Charakter und Charme dieser Studio-LCB-Sendung gehen von der Faszination der 'öffentlichen Figur' Durs Grünbein aus. Maike Albaths Fragenkatalog steht deshalb im Dienste der Entschlüsselung einer Person des medialen Diskurses. Wie hat der 'DDR-Bürger' Grünbein die Wendezeit erlebt? Was beschäftigt den Schriftsteller augenblicklich? Welcher familiäre und gesellschaftliche Hintergrund wirkt auf sein Schaffen ein? Und wie füllt man im frühen 21. Jahrhundert die Rolle des Nationaldichters aus?
Ohnehin geht es um die Gestalt des Dichters heute. Der Dichter ist Teil des mythologischen Ensembles der letzten 250 Jahre. Er ist als Künstlergestalt  ein Prototyp der Romantik und gleichzeitig der unheilbare Insasse einer geschlossenen Anstalt. Ergo: Wie kann man sich eine solche Figur in unseren Zeiten vorstellen? Arno Widmann erinnert sich an Grünbein kurz nach dem Mauerfall als außergewöhnlich neugierigen Zeitgenossen mit starkem Hang zur Präzision ("Ich hatte nicht erwartet, dass er so genau ist"). Und mehrmals ist der Feuilleton-Leiter der Frankfurter Rundschau voll des Lobes gegenüber der Verskunst Grünbeins und zitiert einmal einen Vers, der lautet: "Oxidiert. Der Delphin schnappt nach Luft", den er dann mit dem begeisterten Kommentar versieht, das solle erstmal einer nachmachen.
Der Autor ist über solche Interpretationen erfreut - und ist auch sonst auskunftsfreudig. Über den plötzlichen Zusammenbruch des Sozialismus' berichtet er, dass er die Begegnung mit dem Westen als "unvorbereitet" empfunden habe. Die BRD beschreibt er als "nachbarliche Kultur". Grünbein betont die "völlig andere Farbigkeit" um 1990 herum, in der man "vollkommen überfordert" gewesen sei.

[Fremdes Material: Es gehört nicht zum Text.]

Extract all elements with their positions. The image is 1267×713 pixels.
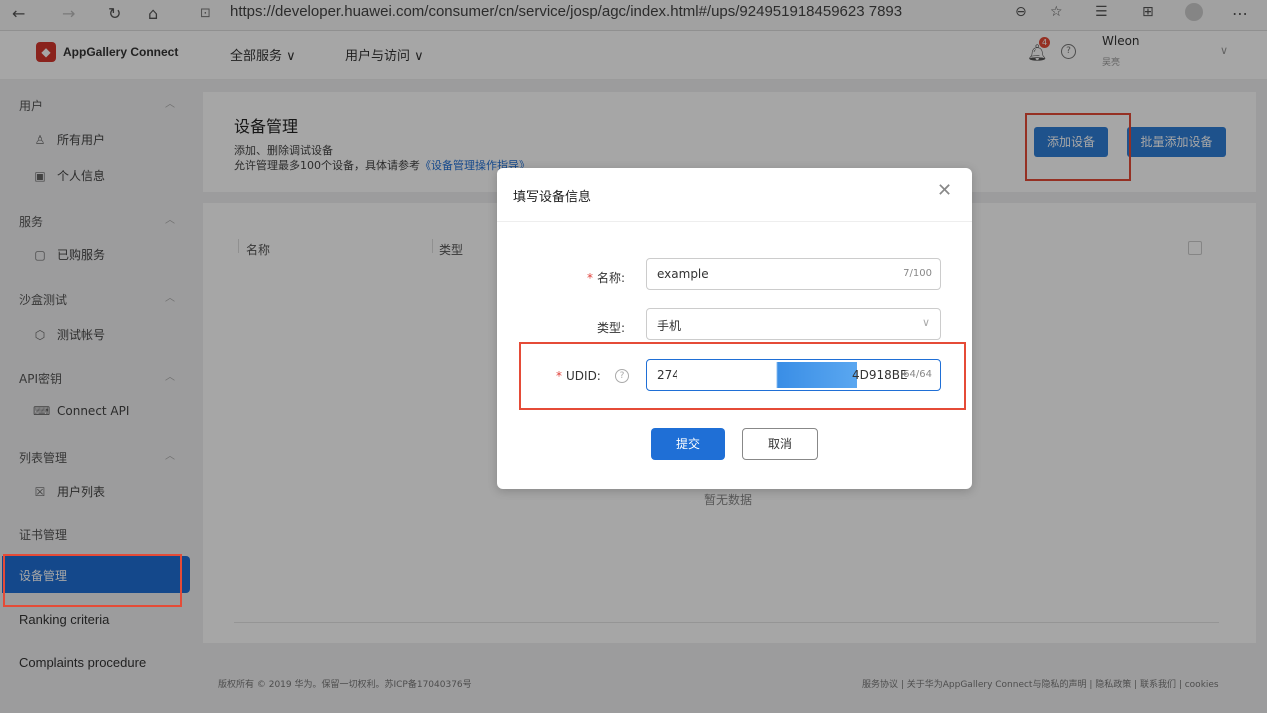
annotation-box-udid	[519, 342, 966, 410]
annotation-box-device-mgmt	[3, 554, 182, 607]
dialog-divider	[497, 221, 972, 222]
dialog-title: 填写设备信息	[513, 190, 592, 205]
submit-button[interactable]: 提交	[651, 428, 725, 460]
name-char-count: 7/100	[903, 268, 932, 279]
cancel-button[interactable]: 取消	[742, 428, 818, 460]
chevron-down-icon: ∨	[921, 316, 930, 329]
name-input-value: example	[657, 267, 709, 281]
name-label: * 名称:	[586, 271, 625, 285]
close-icon[interactable]: ✕	[937, 180, 952, 201]
type-label: 类型:	[596, 321, 625, 335]
name-input[interactable]: example 7/100	[646, 258, 941, 290]
type-select-value: 手机	[657, 319, 682, 333]
type-select[interactable]: 手机 ∨	[646, 308, 941, 340]
device-info-dialog: 填写设备信息 ✕ * 名称: example 7/100 类型: 手机 ∨ * UD…	[497, 168, 972, 489]
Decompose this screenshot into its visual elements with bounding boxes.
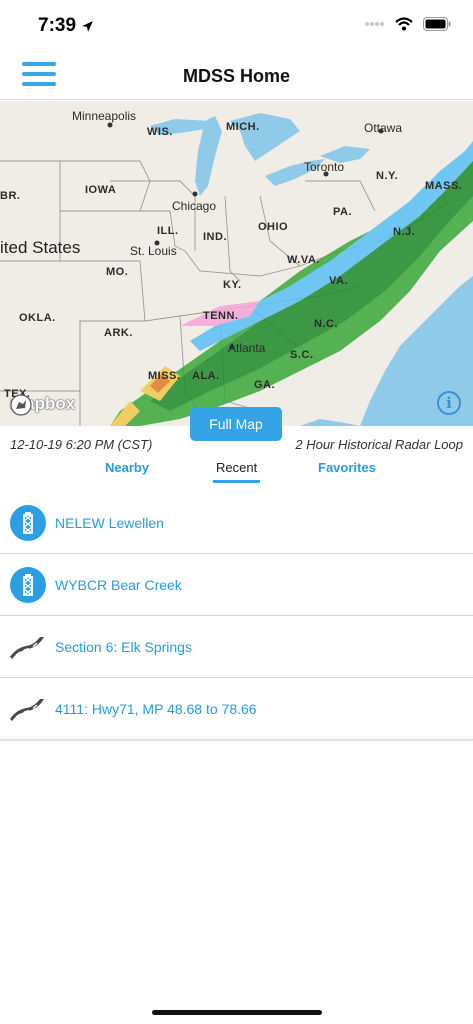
map-state-label: W.VA. <box>287 254 320 266</box>
map-state-label: VA. <box>329 275 349 287</box>
tab-recent[interactable]: Recent <box>216 460 257 475</box>
tab-nearby[interactable]: Nearby <box>105 460 149 475</box>
radar-loop-label: 2 Hour Historical Radar Loop <box>295 437 463 452</box>
list-item-label: 4111: Hwy71, MP 48.68 to 78.66 <box>55 700 257 717</box>
road-icon <box>10 637 44 659</box>
list-item[interactable]: WYBCR Bear Creek <box>0 554 473 616</box>
map-state-label: OHIO <box>258 221 289 233</box>
tab-bar: Nearby Recent Favorites <box>0 458 473 488</box>
map-state-label: N.J. <box>393 226 416 238</box>
list-item[interactable]: NELEW Lewellen <box>0 492 473 554</box>
map-state-label: MASS. <box>425 180 463 192</box>
status-time: 7:39 <box>38 15 94 37</box>
map-state-label: MISS. <box>148 370 181 382</box>
list-item[interactable]: Section 6: Elk Springs <box>0 616 473 678</box>
battery-icon <box>423 17 451 31</box>
mapbox-logo-icon <box>10 394 32 416</box>
map-state-label: ARK. <box>104 327 133 339</box>
map-state-label: TENN. <box>203 310 239 322</box>
map-state-label: S.C. <box>290 349 314 361</box>
map-state-label: BR. <box>0 190 21 202</box>
signal-icon <box>365 22 384 26</box>
list-item-label: Section 6: Elk Springs <box>55 638 192 655</box>
map-city-label: Minneapolis <box>72 109 137 123</box>
radar-map[interactable]: WIS. MICH. IOWA ILL. IND. OHIO PA. N.Y. … <box>0 101 473 426</box>
map-city-label: Toronto <box>304 160 345 174</box>
map-state-label: N.Y. <box>376 170 399 182</box>
list-item[interactable]: 4111: Hwy71, MP 48.68 to 78.66 <box>0 678 473 740</box>
map-state-label: KY. <box>223 279 242 291</box>
map-state-label: MICH. <box>226 121 260 133</box>
home-indicator[interactable] <box>152 1010 322 1015</box>
clock: 7:39 <box>38 15 77 36</box>
map-state-label: N.C. <box>314 318 338 330</box>
road-icon <box>10 699 44 721</box>
map-state-label: GA. <box>254 379 276 391</box>
map-state-label: IOWA <box>85 184 117 196</box>
map-city-label: Ottawa <box>364 121 403 135</box>
status-bar: 7:39 <box>0 0 473 50</box>
map-city-label: Atlanta <box>228 341 266 355</box>
active-tab-indicator <box>213 480 260 483</box>
location-arrow-icon <box>82 20 93 32</box>
list-item-label: NELEW Lewellen <box>55 514 164 531</box>
page-title: MDSS Home <box>182 66 290 86</box>
map-info-icon[interactable]: i <box>437 391 461 415</box>
map-state-label: PA. <box>333 206 353 218</box>
station-icon <box>10 505 46 541</box>
recent-list: NELEW Lewellen WYBCR Bear Creek Section … <box>0 492 473 740</box>
mapbox-logo[interactable]: mapbox <box>10 394 75 416</box>
map-country-label: ited States <box>0 238 81 257</box>
map-city-label: Chicago <box>172 199 217 213</box>
tab-favorites[interactable]: Favorites <box>318 460 376 475</box>
full-map-button[interactable]: Full Map <box>190 407 282 441</box>
map-state-label: IND. <box>203 231 227 243</box>
map-state-label: OKLA. <box>19 312 56 324</box>
map-state-label: ILL. <box>157 225 179 237</box>
map-city-label: St. Louis <box>130 244 177 258</box>
map-state-label: WIS. <box>147 126 173 138</box>
map-canvas <box>0 113 473 426</box>
status-indicators <box>365 17 451 31</box>
list-item-label: WYBCR Bear Creek <box>55 576 182 593</box>
wifi-icon <box>395 17 413 31</box>
station-icon <box>10 567 46 603</box>
nav-bar: MDSS Home <box>0 50 473 100</box>
map-state-label: ALA. <box>192 370 220 382</box>
radar-timestamp: 12-10-19 6:20 PM (CST) <box>10 437 153 452</box>
map-state-label: MO. <box>106 266 129 278</box>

Interessant an dieser Sendung ist ebenfalls, wie der Autor Facetten seines Weltbildes wiedergibt. Hier zwei Beispiele:
Grünbein über das Altern. Er zitiert Goethe ("Es ist der Geist, der früh altert und das Alter verjüngt"). Schließlich erläutert er: "Das heißt: In dem Moment, wo ich mich entscheide oder besser versuche, geistiges Wesen zu sein, überspringe ich diese biologischen Widersprüche. Ich kann zu allen Zeiten immer versuchen, der zu sein, der ich interessehalber bin - unabhängig vom Alter."
Grünbein über die Sprache und das Dichten. Maike Albath fragt ihn, ob ihm das Dichten nicht zu leicht falle. Grünbein vergleicht seine Arbeit mit der eines Musikers. Der sähe ein Klavier und fange sofort an zu klimpern, so der Schriftsteller. Weiter führt er aus: "Sprache als Gegebenheit, gegen die ich mich auch übrigens jeden Tag wehren muss. Wie wird öffentlich gesprochen? Was sagt der Gesprächspartner? Was steht in den Zeitungen?" Sprache sei eben nicht abzustellen. "Man müsste sozusagen einen Zustand herbeiführen, wo das Gehirn auf einen Ruhestand hinunter fährt und keinerlei Sprache mehr verarbeiten muss."